There about 1,000 identified Hindus in the U.S. Army, and now they have a chaplain, Captain Pratima Dharm.
Yes, that is probably fewer than the followers of Pagan paths in uniform. The Buddhists have been recognized too, but a qualified Wiccan officer was rejected.
But there might be more to this story:
Dharm speaks easily of Christian teachings. A unique aspect of her story is that until this year, she wore the cross of a Christian chaplain on her battle fatigues. When she started on active duty in 2006, she was endorsed by the Pentecostal Church of God, based in Joplin, Mo.
But she’s now sponsored by Chinmaya Mission West, a Hindu religious organization that operates in the United States. A Washington, D.C.-area religious teacher who interviewed her for the organization before giving her an endorsement said her multifaith background is an advantage.

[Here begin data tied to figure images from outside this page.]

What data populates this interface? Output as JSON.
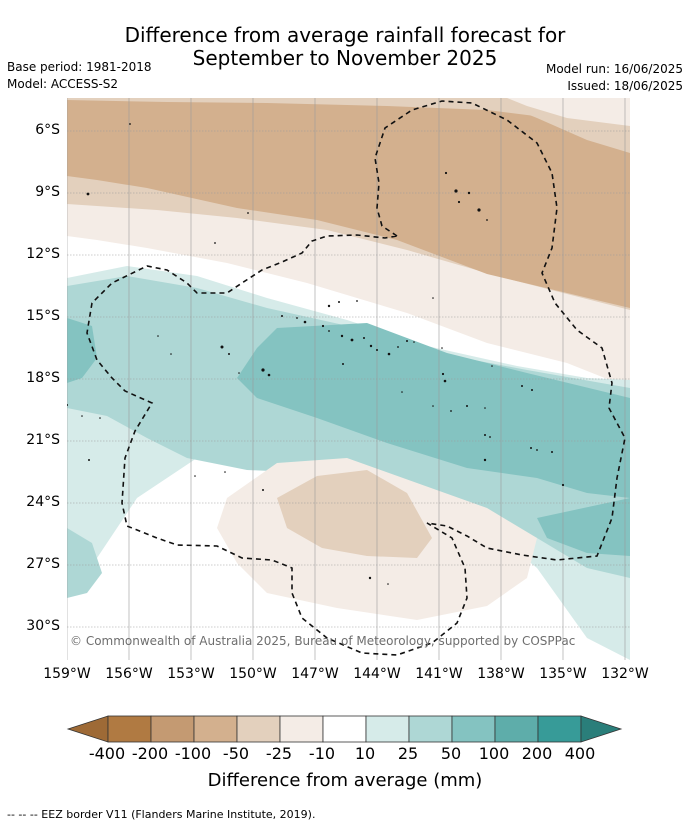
{
  "title": {
    "line1": "Difference from average rainfall forecast for",
    "line2": "September to November 2025"
  },
  "meta_left": {
    "base_period": "Base period: 1981-2018",
    "model": "Model: ACCESS-S2"
  },
  "meta_right": {
    "model_run": "Model run: 16/06/2025",
    "issued": "Issued: 18/06/2025"
  },
  "map": {
    "lat_labels": [
      "6°S",
      "9°S",
      "12°S",
      "15°S",
      "18°S",
      "21°S",
      "24°S",
      "27°S",
      "30°S"
    ],
    "lon_labels": [
      "159°W",
      "156°W",
      "153°W",
      "150°W",
      "147°W",
      "144°W",
      "141°W",
      "138°W",
      "135°W",
      "132°W"
    ],
    "copyright": "© Commonwealth of Australia 2025, Bureau of Meteorology, supported by COSPPac"
  },
  "colorbar": {
    "tick_values": [
      "-400",
      "-200",
      "-100",
      "-50",
      "-25",
      "-10",
      "10",
      "25",
      "50",
      "100",
      "200",
      "400"
    ],
    "colors": [
      "#9e6a36",
      "#b07a42",
      "#c49a72",
      "#d3b08e",
      "#e3d0bd",
      "#f4ece6",
      "#ffffff",
      "#d6ebe9",
      "#aed7d5",
      "#84c3c1",
      "#5eadaa",
      "#379b98",
      "#2a7e7a"
    ],
    "label": "Difference from average (mm)"
  },
  "legend_line": "-- -- -- EEZ border V11 (Flanders Marine Institute, 2019)."
}
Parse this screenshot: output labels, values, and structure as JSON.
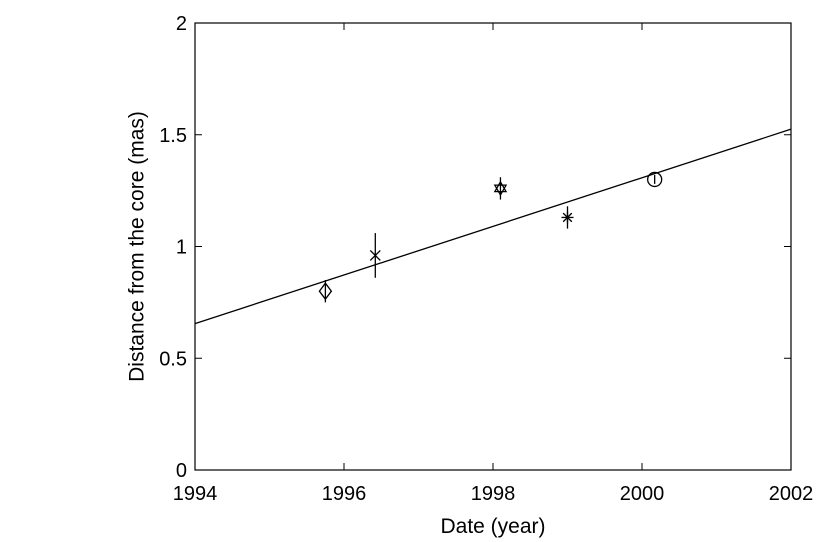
{
  "chart_data": {
    "type": "scatter",
    "xlabel": "Date (year)",
    "ylabel": "Distance from the core (mas)",
    "xlim": [
      1994,
      2002
    ],
    "ylim": [
      0,
      2
    ],
    "x_ticks": [
      1994,
      1996,
      1998,
      2000,
      2002
    ],
    "y_ticks": [
      0,
      0.5,
      1,
      1.5,
      2
    ],
    "x_tick_labels": [
      "1994",
      "1996",
      "1998",
      "2000",
      "2002"
    ],
    "y_tick_labels": [
      "0",
      "0.5",
      "1",
      "1.5",
      "2"
    ],
    "grid": false,
    "points": [
      {
        "x": 1995.75,
        "y": 0.8,
        "yerr": 0.05,
        "marker": "diamond"
      },
      {
        "x": 1996.42,
        "y": 0.96,
        "yerr": 0.1,
        "marker": "x"
      },
      {
        "x": 1998.1,
        "y": 1.26,
        "yerr": 0.05,
        "marker": "hexagram"
      },
      {
        "x": 1999.0,
        "y": 1.13,
        "yerr": 0.05,
        "marker": "asterisk"
      },
      {
        "x": 2000.17,
        "y": 1.3,
        "yerr": 0.02,
        "marker": "circle"
      }
    ],
    "fit_line": {
      "x": [
        1994,
        2002
      ],
      "y": [
        0.655,
        1.525
      ]
    }
  }
}
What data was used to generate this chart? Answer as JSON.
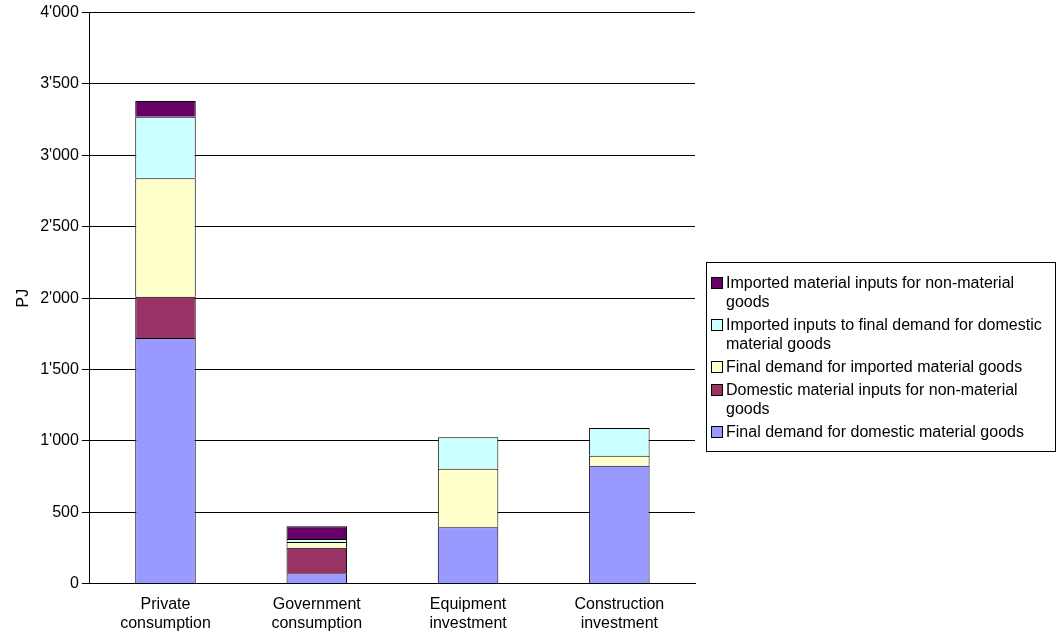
{
  "chart_data": {
    "type": "bar",
    "stacked": true,
    "ylabel": "PJ",
    "categories": [
      "Private consumption",
      "Government consumption",
      "Equipment investment",
      "Construction investment"
    ],
    "series": [
      {
        "name": "Final demand for domestic material goods",
        "color": "#9999ff",
        "values": [
          1720,
          72,
          395,
          825
        ]
      },
      {
        "name": "Domestic material inputs for non-material goods",
        "color": "#993366",
        "values": [
          290,
          180,
          0,
          0
        ]
      },
      {
        "name": "Final demand for imported material goods",
        "color": "#ffffcc",
        "values": [
          830,
          40,
          410,
          70
        ]
      },
      {
        "name": "Imported inputs to final demand for domestic material goods",
        "color": "#ccffff",
        "values": [
          430,
          20,
          220,
          195
        ]
      },
      {
        "name": "Imported material inputs for non-material goods",
        "color": "#660066",
        "values": [
          110,
          90,
          0,
          0
        ]
      }
    ],
    "ylim": [
      0,
      4000
    ],
    "yticks": [
      0,
      500,
      {
        "value": 1000,
        "label": "1'000"
      },
      {
        "value": 1500,
        "label": "1'500"
      },
      {
        "value": 2000,
        "label": "2'000"
      },
      {
        "value": 2500,
        "label": "2'500"
      },
      {
        "value": 3000,
        "label": "3'000"
      },
      {
        "value": 3500,
        "label": "3'500"
      },
      {
        "value": 4000,
        "label": "4'000"
      }
    ],
    "grid": "y",
    "legend": "right"
  }
}
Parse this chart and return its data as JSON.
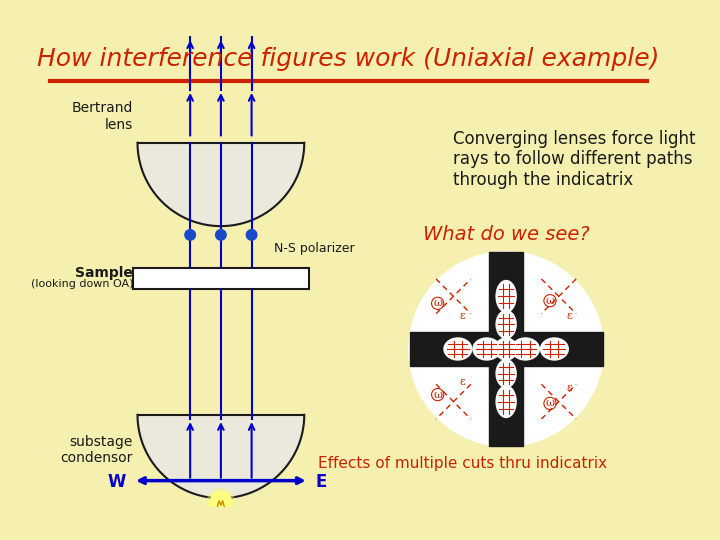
{
  "title": "How interference figures work (Uniaxial example)",
  "title_color": "#cc2200",
  "background_color": "#f5f0b0",
  "title_fontsize": 18,
  "converging_text": "Converging lenses force light\nrays to follow different paths\nthrough the indicatrix",
  "what_text": "What do we see?",
  "effects_text": "Effects of multiple cuts thru indicatrix",
  "bertrand_text": "Bertrand\nlens",
  "sample_text": "Sample",
  "sample_sub_text": "(looking down OA)",
  "substage_text": "substage\ncondensor",
  "ns_polarizer_text": "N-S polarizer",
  "W_text": "W",
  "E_text": "E",
  "dark_color": "#1a1a1a",
  "red_color": "#cc2200",
  "blue_color": "#0000cc",
  "white_color": "#ffffff",
  "lens_fill": "#e8e8e8",
  "dot_color": "#1a4acc"
}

“She knows Christian theology, and she has a great grasp of Hindu theology,” said Kuntimaddi Sadananda of Chinmaya Mission’s Washington center. “This means she can help everyone.”

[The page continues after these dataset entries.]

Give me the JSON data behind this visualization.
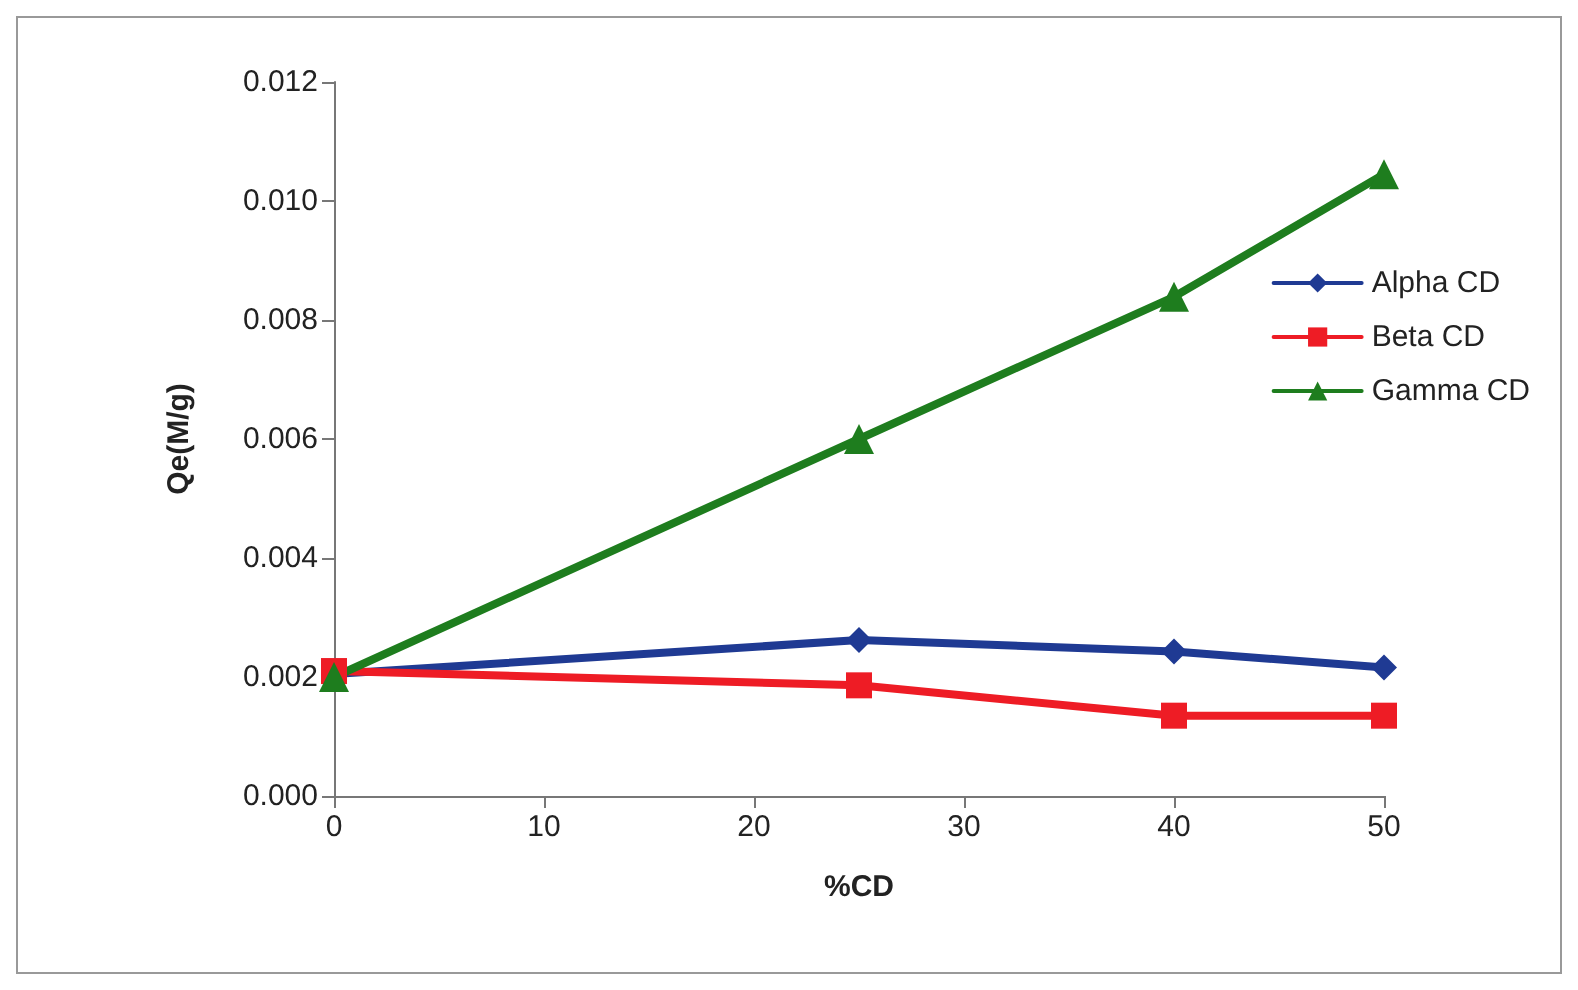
{
  "chart_data": {
    "type": "line",
    "xlabel": "%CD",
    "ylabel": "Qe(M/g)",
    "x": [
      0,
      25,
      40,
      50
    ],
    "xlim": [
      0,
      50
    ],
    "xticks": [
      0,
      10,
      20,
      30,
      40,
      50
    ],
    "ylim": [
      0,
      0.012
    ],
    "yticks": [
      {
        "value": 0,
        "label": "0.000"
      },
      {
        "value": 0.002,
        "label": "0.002"
      },
      {
        "value": 0.004,
        "label": "0.004"
      },
      {
        "value": 0.006,
        "label": "0.006"
      },
      {
        "value": 0.008,
        "label": "0.008"
      },
      {
        "value": 0.01,
        "label": "0.010"
      },
      {
        "value": 0.012,
        "label": "0.012"
      }
    ],
    "grid": false,
    "legend": "right",
    "line_style": "solid",
    "series": [
      {
        "name": "Alpha CD",
        "color": "#1f3a93",
        "marker": "diamond",
        "values": [
          0.00205,
          0.00262,
          0.00243,
          0.00216
        ]
      },
      {
        "name": "Beta CD",
        "color": "#ee1c25",
        "marker": "square",
        "values": [
          0.0021,
          0.00186,
          0.00135,
          0.00135
        ]
      },
      {
        "name": "Gamma CD",
        "color": "#1e7d1e",
        "marker": "triangle",
        "values": [
          0.002,
          0.006,
          0.00839,
          0.01045
        ]
      }
    ]
  }
}
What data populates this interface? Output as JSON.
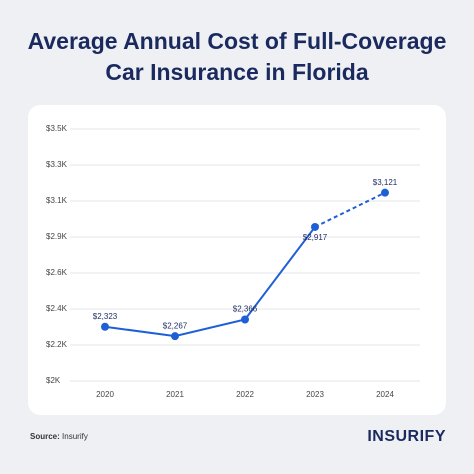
{
  "chart_data": {
    "type": "line",
    "title": "Average Annual Cost of Full-Coverage Car Insurance in Florida",
    "categories": [
      "2020",
      "2021",
      "2022",
      "2023",
      "2024"
    ],
    "series": [
      {
        "color": "#1f5fd6",
        "values": [
          2323,
          2267,
          2366,
          2917,
          3121
        ],
        "value_labels": [
          "$2,323",
          "$2,267",
          "$2,366",
          "$2,917",
          "$3,121"
        ]
      }
    ],
    "ylim": [
      2000,
      3500
    ],
    "yticks": [
      {
        "value": 2000,
        "label": "$2K"
      },
      {
        "value": 2214.29,
        "label": "$2.2K"
      },
      {
        "value": 2428.57,
        "label": "$2.4K"
      },
      {
        "value": 2642.86,
        "label": "$2.6K"
      },
      {
        "value": 2857.14,
        "label": "$2.9K"
      },
      {
        "value": 3071.43,
        "label": "$3.1K"
      },
      {
        "value": 3285.71,
        "label": "$3.3K"
      },
      {
        "value": 3500,
        "label": "$3.5K"
      }
    ],
    "grid": true,
    "source_label": "Source:",
    "source": "Insurify",
    "brand": "INSURIFY"
  }
}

She didn’t convert from Christianity to Hinduism, she said.
“I am a Hindu,” she said. “It’s how I was raised and in my heart of hearts, that’s who I am.”

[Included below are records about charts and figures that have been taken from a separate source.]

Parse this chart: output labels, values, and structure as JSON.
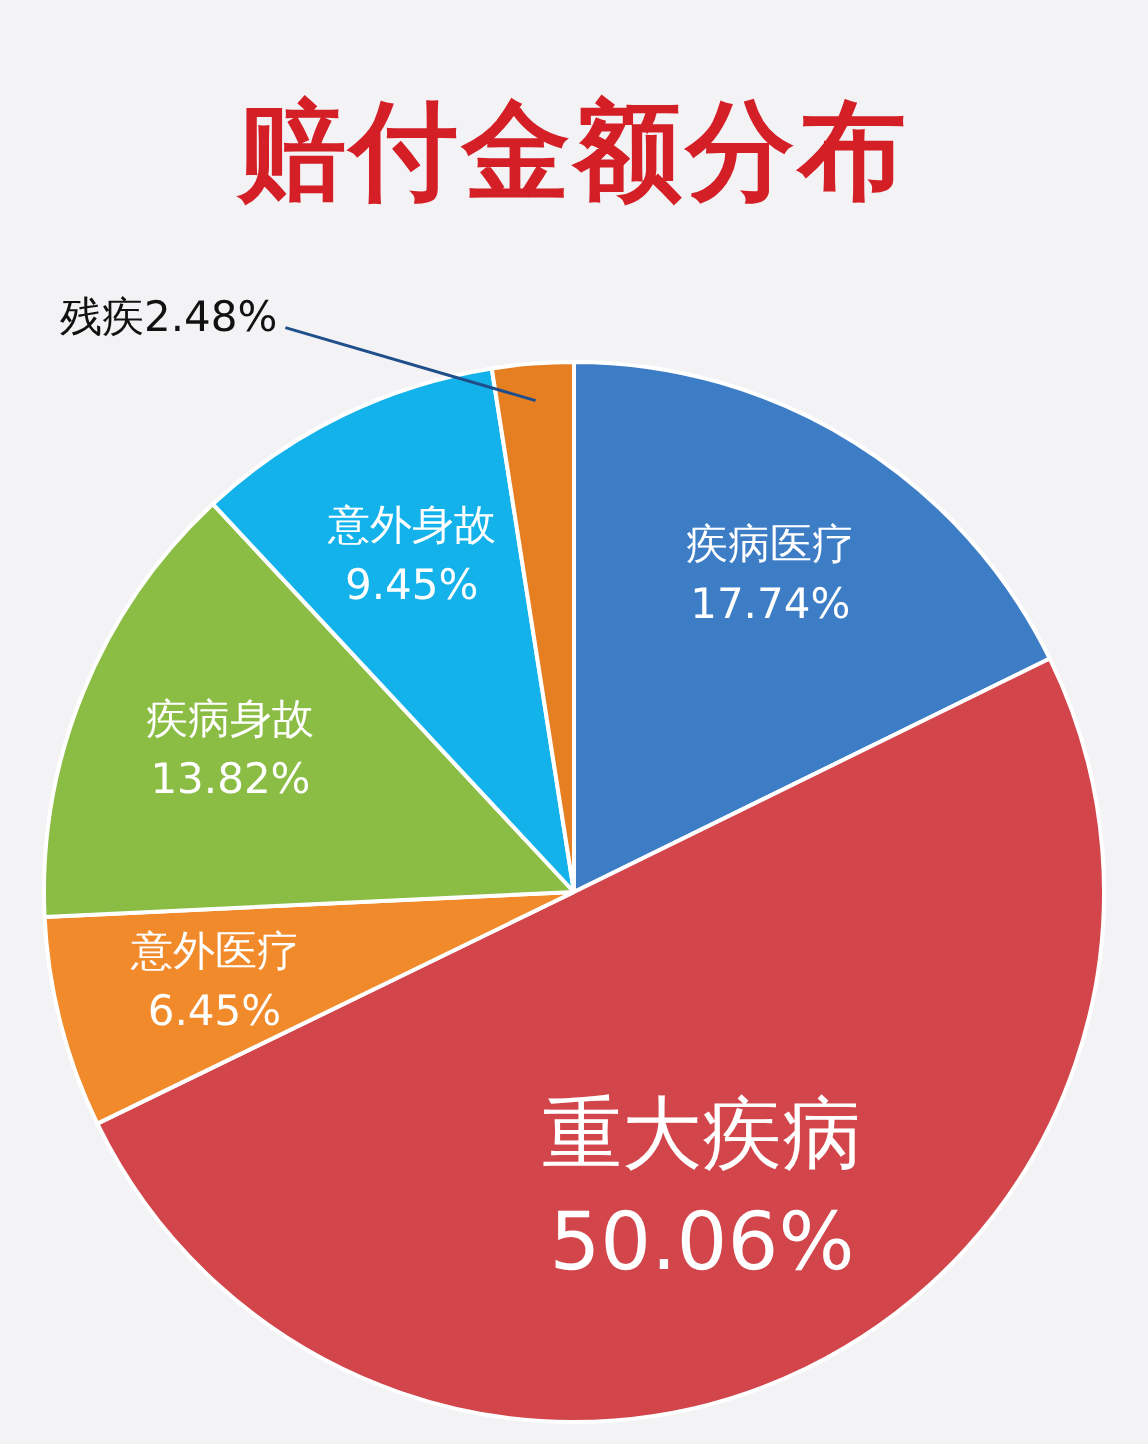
{
  "chart_data": {
    "type": "pie",
    "title": "赔付金额分布",
    "categories": [
      "疾病医疗",
      "重大疾病",
      "意外医疗",
      "疾病身故",
      "意外身故",
      "残疾"
    ],
    "values": [
      17.74,
      50.06,
      6.45,
      13.82,
      9.45,
      2.48
    ],
    "value_labels": [
      "17.74%",
      "50.06%",
      "6.45%",
      "13.82%",
      "9.45%",
      "2.48%"
    ],
    "colors": [
      "#3d7dc6",
      "#d1454b",
      "#f08a2a",
      "#8bbd45",
      "#14b2ea",
      "#e67f22"
    ],
    "legend": false
  }
}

But — and perhaps it is hard for some Western Christians to understand — she hasn’t rejected Christianity either.
“In Hinduism, the boundaries are not that strict,” she said. “It is to base your life on the Vedantic traditions, and you can be a Christian and follow the Vedantic traditions.”
As I understand it, the Vedanta schools of Hinduism tend toward a sort of intellectual monotheism and reject all that colorful gods-and-goddesses stuff except when interpreted allegorically. So she has blended it with Christianity?